Segundo relato de Ricardo do Carmo Celestino, “são ameaças que tiram nosso direito de posse, como comunidade quilombola reconhecida pelo próprio INCRA. Somos um povo que antes do Porto chegar aqui já existíamos, igualmente nossos ancestrais… o empresário que vem chegando aqui junto com o porto é um homem truculento, já nos ameaçou e tá querendo tomar todo nosso território.”

O terreno onde está sendo construído o porto foi cedido pelo Governo do Estado da Bahia, no entanto, em processo levantado pelo Ministério Público do Estado da Bahia e decisão liminar da 3ª Vara Federal Cível, publicada no Diário de Justiça Eletrônico, no dia 11 de março, responde à uma Ação Civil Pública impetrada pelos Ministérios Públicos Estadual e Federal e suspende integralmente o licenciamento que a Empresa Bahia Terminais havia recebido do INEMA (Instituto do Meio Ambiente e Recursos Hídricos da Bahia) para a construção de um porto na região. 
Em março deste ano, a empresa descumpriu tal decisão, retomando as atividades e construção do terminal portuário.
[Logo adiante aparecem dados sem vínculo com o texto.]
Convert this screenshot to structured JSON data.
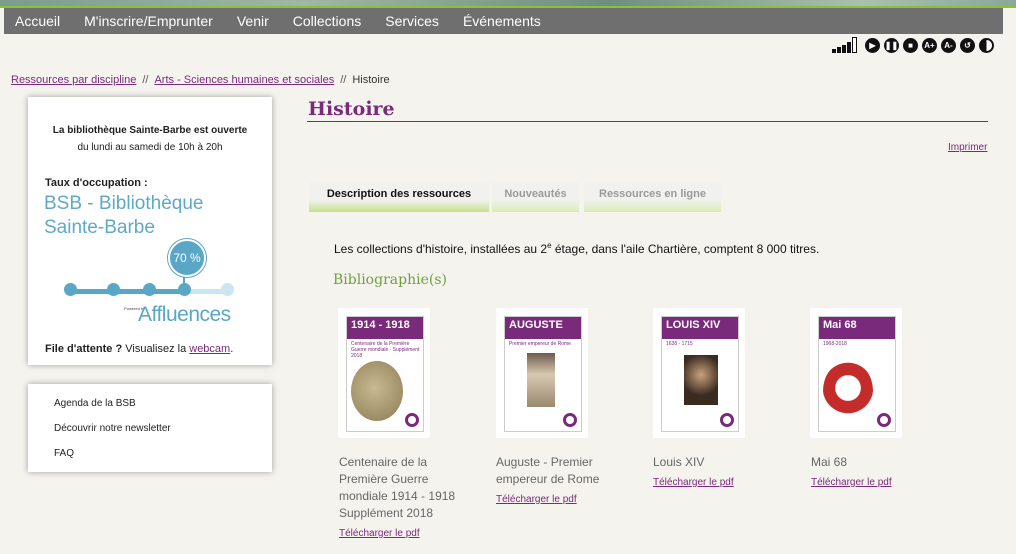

Caso se consolide, os impactos socio ambientais serão irreversíveis, “Nosso povo sempre sobreviveu da pesca nos manguezais e coroas da Baía de Aratu - onde coletamos peixes, crustáceos, mariscos - e da floresta atlântica - onde coletamos frutos e itens essenciais para nossa sobrevivência como lenha, material para artesanato, guaiamuns, ervas medicinais, entre outros. Praticamos a pequena agricultura e a criação de pequenos animais. Nosso povo é detentor de tradições e conhecimentos ancestrais passados de geração para geração”.